Anthonyh : What do you mean you put 2 contacts, one on the ac and the other on window ? The window frame already has the reed switch and the window normally has the magnet. If I have an AC in the window, simply putting a magnet on the AC so that it closes the circuit on the reed switch. Now to prevent the window from opening anymore than it is already, I will just put a piece of wood inside the track thus jamming the window against the AC. Of course that wouldn't prevent anyone from lifting the window out of the frame. Another solution would be doing as above, then add another reed switch on the other side of the AC and the magnet already on the window will close that circuit. When the AC is not in place, I would have to remove the wire between the 2 reed switches. Doing that a 2 times per year isn't that bad but I would need to find a way to easily pull out and push in the wire into the window frame to make the connection in series. Everytime I remove that piece of wire, I would need to cut it part of the wire coming from the window frame. Termination would look ugly because I would be using beanies.

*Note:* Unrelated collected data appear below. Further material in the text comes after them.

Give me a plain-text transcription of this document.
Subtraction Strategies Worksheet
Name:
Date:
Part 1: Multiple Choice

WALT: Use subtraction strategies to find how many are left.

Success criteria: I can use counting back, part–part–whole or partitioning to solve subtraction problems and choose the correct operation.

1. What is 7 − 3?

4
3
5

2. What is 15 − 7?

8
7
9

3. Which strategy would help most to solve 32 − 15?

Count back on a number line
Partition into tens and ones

TexasTechnician : Wood door jams. Sheet-rock on the walls. Tar paper/styrofoam on exterior walls. Parquet glued directly onto cement slab. Once I get to the baseboard level, I can drill through the bottom plate and go into the garage in some areas. For other areas where there are actual room underneath, I would drill a small hole in the studs (in a angle) to pass the cable horizontally until I reach the panel. That's going to be hard between the walls under the windows usually have a large wood going horizontally to alle easy installation of baseboard heaters during the winter. Unfortunately I have cement slabs between my floors and there no attic or crawl space. If I happen to have a door in my path, I guess I could go around door casing between the jam and the wall. I live in Canada and the walls/floors/ceiling are insulated because of the cold so passing wires is much more difficult.

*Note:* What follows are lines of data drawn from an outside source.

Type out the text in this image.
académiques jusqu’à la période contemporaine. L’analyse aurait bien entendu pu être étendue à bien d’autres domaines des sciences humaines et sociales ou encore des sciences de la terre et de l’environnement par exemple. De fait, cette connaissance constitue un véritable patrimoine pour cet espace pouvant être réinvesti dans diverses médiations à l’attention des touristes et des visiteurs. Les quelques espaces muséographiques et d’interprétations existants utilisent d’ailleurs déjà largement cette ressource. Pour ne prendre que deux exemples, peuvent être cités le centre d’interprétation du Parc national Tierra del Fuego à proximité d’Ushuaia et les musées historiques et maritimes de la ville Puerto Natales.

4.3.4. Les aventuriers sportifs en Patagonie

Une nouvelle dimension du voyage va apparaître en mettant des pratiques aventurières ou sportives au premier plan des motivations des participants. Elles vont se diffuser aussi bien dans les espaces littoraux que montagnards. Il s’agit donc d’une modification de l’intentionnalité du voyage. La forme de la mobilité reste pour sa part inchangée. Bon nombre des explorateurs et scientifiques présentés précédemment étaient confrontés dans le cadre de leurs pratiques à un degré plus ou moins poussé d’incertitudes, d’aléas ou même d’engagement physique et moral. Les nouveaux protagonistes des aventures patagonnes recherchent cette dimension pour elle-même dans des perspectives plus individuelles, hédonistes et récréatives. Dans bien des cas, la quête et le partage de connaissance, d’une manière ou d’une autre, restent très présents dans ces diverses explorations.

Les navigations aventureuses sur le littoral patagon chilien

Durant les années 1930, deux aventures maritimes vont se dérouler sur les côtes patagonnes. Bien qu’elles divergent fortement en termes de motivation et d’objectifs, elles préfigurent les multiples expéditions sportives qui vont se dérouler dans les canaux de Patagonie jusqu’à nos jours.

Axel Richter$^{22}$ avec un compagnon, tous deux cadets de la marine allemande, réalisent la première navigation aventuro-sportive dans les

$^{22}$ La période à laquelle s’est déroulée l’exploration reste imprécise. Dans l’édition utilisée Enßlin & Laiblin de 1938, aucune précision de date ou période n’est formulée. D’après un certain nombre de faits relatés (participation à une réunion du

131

I have done a lot of wiring in my house (from 10base2 to be replaced with 100baseT, from RG59 that I replaced recently with RG6 Quad Shield. I upgraded my current alarm system from an old SurGard panel with only PIR by adding window/door contacts and glass break detectors. I recently replaced teh Surgard with a DSC632 and added a few keypads and extra zones. I pretty familiar with this stuff even thought I don't do this every day but for all the wiring I did before, I always had time to come back a week or two or more later to "clean up" by patching the walls and repainting. Now with a 60-70 hour week job, the Miss that will become Mrs in very short time and out of the country projets, time is NOT on my side. Of course I need all this done before I can paint the walls which is delaying the sanding of the floors and the delivery of the furniture. Project starts July 1st if my tenant leaves on time and have about 4 weeks before the guests arrive.

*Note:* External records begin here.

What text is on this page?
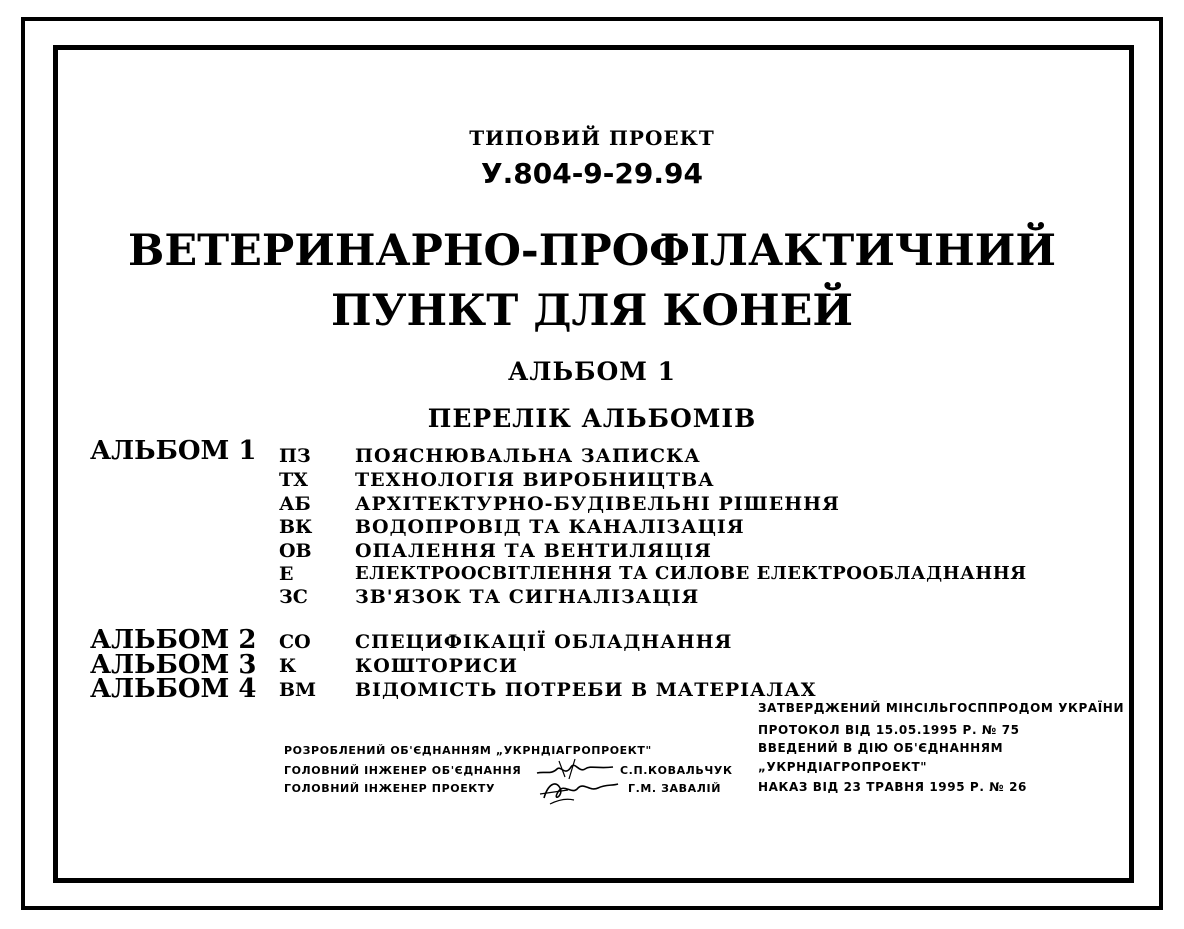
ТИПОВИЙ ПРОЕКТ
У.804-9-29.94
ВЕТЕРИНАРНО-ПРОФІЛАКТИЧНИЙ
ПУНКТ ДЛЯ КОНЕЙ
АЛЬБОМ 1
ПЕРЕЛІК АЛЬБОМІВ
АЛЬБОМ 1 ПЗ ПОЯСНЮВАЛЬНА ЗАПИСКА
ТХ ТЕХНОЛОГІЯ ВИРОБНИЦТВА
АБ АРХІТЕКТУРНО-БУДІВЕЛЬНІ РІШЕННЯ
ВК ВОДОПРОВІД ТА КАНАЛІЗАЦІЯ
ОВ ОПАЛЕННЯ ТА ВЕНТИЛЯЦІЯ
Е	ЕЛЕКТРООСВІТЛЕННЯ ТА СИЛОВЕ ЕЛЕКТРООБЛАДНАННЯ
ЗС ЗВ'ЯЗОК ТА СИГНАЛІЗАЦІЯ
АЛЬБОМ 2 СО СПЕЦИФІКАЦІЇ ОБЛАДНАННЯ
АЛЬБОМ 3 К	КОШТОРИСИ
АЛЬБОМ 4 ВМ ВІДОМІСТЬ ПОТРЕБИ В МАТЕРІАЛАХ
ЗАТВЕРДЖЕНИЙ МІНСІЛЬГОСППРОДОМ УКРАЇНИ
ПРОТОКОЛ ВІД 15.05.1995 Р. № 75
ВВЕДЕНИЙ В ДІЮ ОБ'ЄДНАННЯМ
„УКРНДІАГРОПРОЕКТ"
НАКАЗ ВІД 23 ТРАВНЯ 1995 Р. № 26
РОЗРОБЛЕНИЙ ОБ'ЄДНАННЯМ „УКРНДІАГРОПРОЕКТ"
ГОЛОВНИЙ ІНЖЕНЕР ОБ'ЄДНАННЯ	С.П.КОВАЛЬЧУК
ГОЛОВНИЙ ІНЖЕНЕР ПРОЕКТУ	Г.М. ЗАВАЛІЙ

Also one more thing, how about PIR. I know you should point it towards the window because the sun rays can confuse it or cause it to trigger. How do you normally position them ? I was thinking of having it on the same wall as the window and pointing towards the door leading into the room. Obviously if the PIR is on the same wall as the Window, it means it's on a insulated outside wall and even more troublesome is that it needs to be in the corner which normally is studded for structural support and drywall surface nailing.

Wow long post. Hope you guys didn't fall asleep reading it.